I had a woman say to me awhile back that she pictured me with the whole white church wedding. Which is as anyone who knows me just not me. She was shocked when I said I would be fine with an Drive-thru-Love-Me-Tender-Vegas-Elvis wedding, and I am not even an Elvis fan. I am always fascinated by what other women decide to do with their wedding day. Most of the females in my family had the large frilly-white wedding that was planned since they could walk. I am interested in how people are viewing the celeb weddings we keep reading about in the gossip/news. I was reading just now about the wedding of Tom Cruise this weekend, and how some of the vows might include “a cat”. Seems silly to me, but then again so does white frilly dresses that you pay $400.000 for and wear once.



Entry for October 29, 2006
Why does things like this happen?

I just met the greatest guy ever, he’s charming, funny, smart, down to earth, and a priest. That’s right, He has devoted himself to his spiritual belief. He has in the last 8 months become my closest friend and I thought even husband material until I found out two days ago he has become a priest.
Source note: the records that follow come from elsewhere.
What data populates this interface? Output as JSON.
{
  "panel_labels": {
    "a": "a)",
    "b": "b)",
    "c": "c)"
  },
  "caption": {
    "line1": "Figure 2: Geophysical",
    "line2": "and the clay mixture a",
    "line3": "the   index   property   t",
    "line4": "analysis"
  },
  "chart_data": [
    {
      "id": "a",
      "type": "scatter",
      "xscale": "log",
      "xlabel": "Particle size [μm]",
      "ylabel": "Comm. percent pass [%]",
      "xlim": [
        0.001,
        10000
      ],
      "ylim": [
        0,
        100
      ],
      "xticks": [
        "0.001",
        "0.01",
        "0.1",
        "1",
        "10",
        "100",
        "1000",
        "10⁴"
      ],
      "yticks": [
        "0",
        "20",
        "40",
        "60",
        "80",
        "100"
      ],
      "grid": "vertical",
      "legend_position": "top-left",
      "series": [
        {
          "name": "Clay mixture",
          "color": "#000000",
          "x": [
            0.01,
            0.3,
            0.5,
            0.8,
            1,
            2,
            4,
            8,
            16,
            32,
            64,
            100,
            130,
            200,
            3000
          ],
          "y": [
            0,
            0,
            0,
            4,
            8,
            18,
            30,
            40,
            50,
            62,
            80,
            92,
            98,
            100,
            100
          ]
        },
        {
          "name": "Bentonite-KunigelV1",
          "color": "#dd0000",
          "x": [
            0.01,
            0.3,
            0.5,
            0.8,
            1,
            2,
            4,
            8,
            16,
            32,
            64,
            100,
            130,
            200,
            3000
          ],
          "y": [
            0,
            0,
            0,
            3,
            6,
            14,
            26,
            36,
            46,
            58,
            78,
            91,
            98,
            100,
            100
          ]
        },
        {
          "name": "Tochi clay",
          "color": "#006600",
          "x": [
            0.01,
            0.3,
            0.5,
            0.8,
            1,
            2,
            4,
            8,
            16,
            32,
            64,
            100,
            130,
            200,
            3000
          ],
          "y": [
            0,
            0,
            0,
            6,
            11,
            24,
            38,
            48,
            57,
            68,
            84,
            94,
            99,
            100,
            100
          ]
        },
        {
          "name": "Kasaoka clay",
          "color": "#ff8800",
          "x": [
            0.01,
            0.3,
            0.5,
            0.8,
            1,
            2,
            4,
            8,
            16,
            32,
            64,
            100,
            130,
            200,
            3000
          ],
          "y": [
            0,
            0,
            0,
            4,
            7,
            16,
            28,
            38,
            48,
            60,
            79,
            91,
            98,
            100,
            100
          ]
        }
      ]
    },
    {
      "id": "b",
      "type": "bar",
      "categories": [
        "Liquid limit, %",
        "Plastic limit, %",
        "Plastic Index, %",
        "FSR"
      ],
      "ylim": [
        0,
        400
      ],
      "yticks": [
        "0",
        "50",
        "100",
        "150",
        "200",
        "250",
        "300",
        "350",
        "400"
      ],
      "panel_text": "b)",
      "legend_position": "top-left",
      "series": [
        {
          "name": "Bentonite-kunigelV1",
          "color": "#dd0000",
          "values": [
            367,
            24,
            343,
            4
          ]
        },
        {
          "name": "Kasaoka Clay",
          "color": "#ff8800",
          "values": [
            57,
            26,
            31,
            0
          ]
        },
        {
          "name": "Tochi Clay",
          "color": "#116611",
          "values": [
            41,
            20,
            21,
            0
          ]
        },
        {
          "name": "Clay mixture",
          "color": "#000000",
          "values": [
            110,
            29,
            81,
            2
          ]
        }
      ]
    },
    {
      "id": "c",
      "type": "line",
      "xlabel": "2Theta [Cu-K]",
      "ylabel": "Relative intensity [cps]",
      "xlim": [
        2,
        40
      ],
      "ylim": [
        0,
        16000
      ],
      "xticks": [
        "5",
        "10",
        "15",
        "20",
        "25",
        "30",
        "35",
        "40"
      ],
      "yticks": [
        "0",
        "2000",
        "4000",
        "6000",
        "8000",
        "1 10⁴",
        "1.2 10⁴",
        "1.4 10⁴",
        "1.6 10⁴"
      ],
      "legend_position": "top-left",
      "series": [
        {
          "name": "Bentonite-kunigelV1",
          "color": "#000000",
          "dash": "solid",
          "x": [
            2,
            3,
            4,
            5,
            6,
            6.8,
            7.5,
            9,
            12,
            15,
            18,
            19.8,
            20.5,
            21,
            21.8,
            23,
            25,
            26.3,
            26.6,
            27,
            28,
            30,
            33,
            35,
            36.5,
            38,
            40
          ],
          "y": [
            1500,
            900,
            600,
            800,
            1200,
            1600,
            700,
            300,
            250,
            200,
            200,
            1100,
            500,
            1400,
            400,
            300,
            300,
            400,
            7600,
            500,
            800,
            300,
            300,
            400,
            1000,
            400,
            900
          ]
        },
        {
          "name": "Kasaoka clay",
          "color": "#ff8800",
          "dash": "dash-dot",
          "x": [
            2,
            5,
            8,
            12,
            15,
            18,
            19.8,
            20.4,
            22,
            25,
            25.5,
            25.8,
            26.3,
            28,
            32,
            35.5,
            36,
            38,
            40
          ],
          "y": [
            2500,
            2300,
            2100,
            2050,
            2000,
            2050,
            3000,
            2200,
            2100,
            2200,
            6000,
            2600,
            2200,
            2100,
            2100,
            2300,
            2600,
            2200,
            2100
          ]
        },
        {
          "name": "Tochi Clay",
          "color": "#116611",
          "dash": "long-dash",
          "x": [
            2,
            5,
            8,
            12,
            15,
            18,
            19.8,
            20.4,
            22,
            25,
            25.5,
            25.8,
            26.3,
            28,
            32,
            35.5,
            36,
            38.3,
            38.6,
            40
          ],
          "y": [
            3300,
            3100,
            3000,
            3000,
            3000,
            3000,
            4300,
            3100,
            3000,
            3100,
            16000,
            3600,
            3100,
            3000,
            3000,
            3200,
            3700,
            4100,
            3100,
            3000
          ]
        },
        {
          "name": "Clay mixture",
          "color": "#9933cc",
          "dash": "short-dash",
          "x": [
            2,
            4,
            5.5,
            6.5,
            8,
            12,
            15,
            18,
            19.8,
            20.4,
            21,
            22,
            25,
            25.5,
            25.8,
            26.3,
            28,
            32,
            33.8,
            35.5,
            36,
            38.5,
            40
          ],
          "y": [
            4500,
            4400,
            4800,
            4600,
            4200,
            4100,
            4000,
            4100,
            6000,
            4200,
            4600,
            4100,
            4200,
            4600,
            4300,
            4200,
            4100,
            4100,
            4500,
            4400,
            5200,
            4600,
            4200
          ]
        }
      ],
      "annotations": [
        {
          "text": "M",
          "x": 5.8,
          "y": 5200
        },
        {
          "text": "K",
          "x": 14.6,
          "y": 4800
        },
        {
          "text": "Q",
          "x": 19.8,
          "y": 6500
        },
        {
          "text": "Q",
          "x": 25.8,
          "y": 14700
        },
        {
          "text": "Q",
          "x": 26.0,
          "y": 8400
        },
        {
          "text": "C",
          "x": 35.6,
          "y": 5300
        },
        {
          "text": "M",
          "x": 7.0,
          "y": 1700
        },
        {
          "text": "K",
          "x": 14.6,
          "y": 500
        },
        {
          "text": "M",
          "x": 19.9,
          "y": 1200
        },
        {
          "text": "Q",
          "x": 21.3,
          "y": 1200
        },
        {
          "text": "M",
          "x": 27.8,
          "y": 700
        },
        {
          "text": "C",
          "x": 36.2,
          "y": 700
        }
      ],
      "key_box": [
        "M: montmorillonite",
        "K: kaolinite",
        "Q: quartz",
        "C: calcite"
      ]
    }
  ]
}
Why do the Goddess/God laugh at me this way? I thought I would never fall in love again after my ex left me, and just when I gave up I met this guy. Now I find out I can not have him.



Entry for July 17, 2006
So I have come now to my crossroads where I am saying, I want more! I hate, just hate the city I am in. Its the same city I have lived my whole life. Eventhough I have a diploma from college 10 years ago, the area I took doesnt really exist anymore, and have been outright laughed at for the college I went to. Was told a few years ago that the only thing that diploma is good for is maybe getting me past the entrence exam without having to take it. Great, thanks alot for the info. I dont really know what I want to do with the remainder of my life, other then I want to have a family of my own, and a house. So have been looking into university courses. There are three schools that I am considering applying to for the 2007 or 2008 fall. One in Montreal, one in Edmonton, and one in Vancouver. They all offer the same course -all listed under different names go figure- but the one in Vancouver also offers a second course that I wouldnt mind taking. Just not too sure how I feel about Vancouver. I have to ask myself why go back to school? My answers seem almost mundane. 1) It seems to be the thing one is suppose to do when trying to change one’s life. 2) It seems like an easy way to get out of this city, giving me a reason and location. 3) This time I would take a course that would lead to something more then just a diploma. 4) I would meet new fresh people . So that is where my turn has taken me on my path at the moment, and I am guessing its something I should be strongly considering, otherwise I wouldnt have come back to the thought so much in the last few months.



{December 4, 2006}   WHAT?

So I wanted something in pink, not too sure why. I think I tryed on almost all of these blogskins. Am I happy with this one? Not sure just yet. Maybe.
Okay so the point to all this is, I have been asking myself what would make a great blog? Not just a good one, but a great one. And I find myself coming back to the basics (women’s issues, gossip) and thought why not do one like that myself. I have been working on some of the company blogs (hardcore Vamps Prods.,) but was not feeling it as being comfortably mine to put my own stamp on so here we go. Who knows, if this goes the way I am hopeing, I might get rid of some of them and make it all one.
So your asking what makes me different from every other blog out there? Nothing. And there is nothing stopping you from flipping right past me either. Anyways that is all for the introduction. Smile!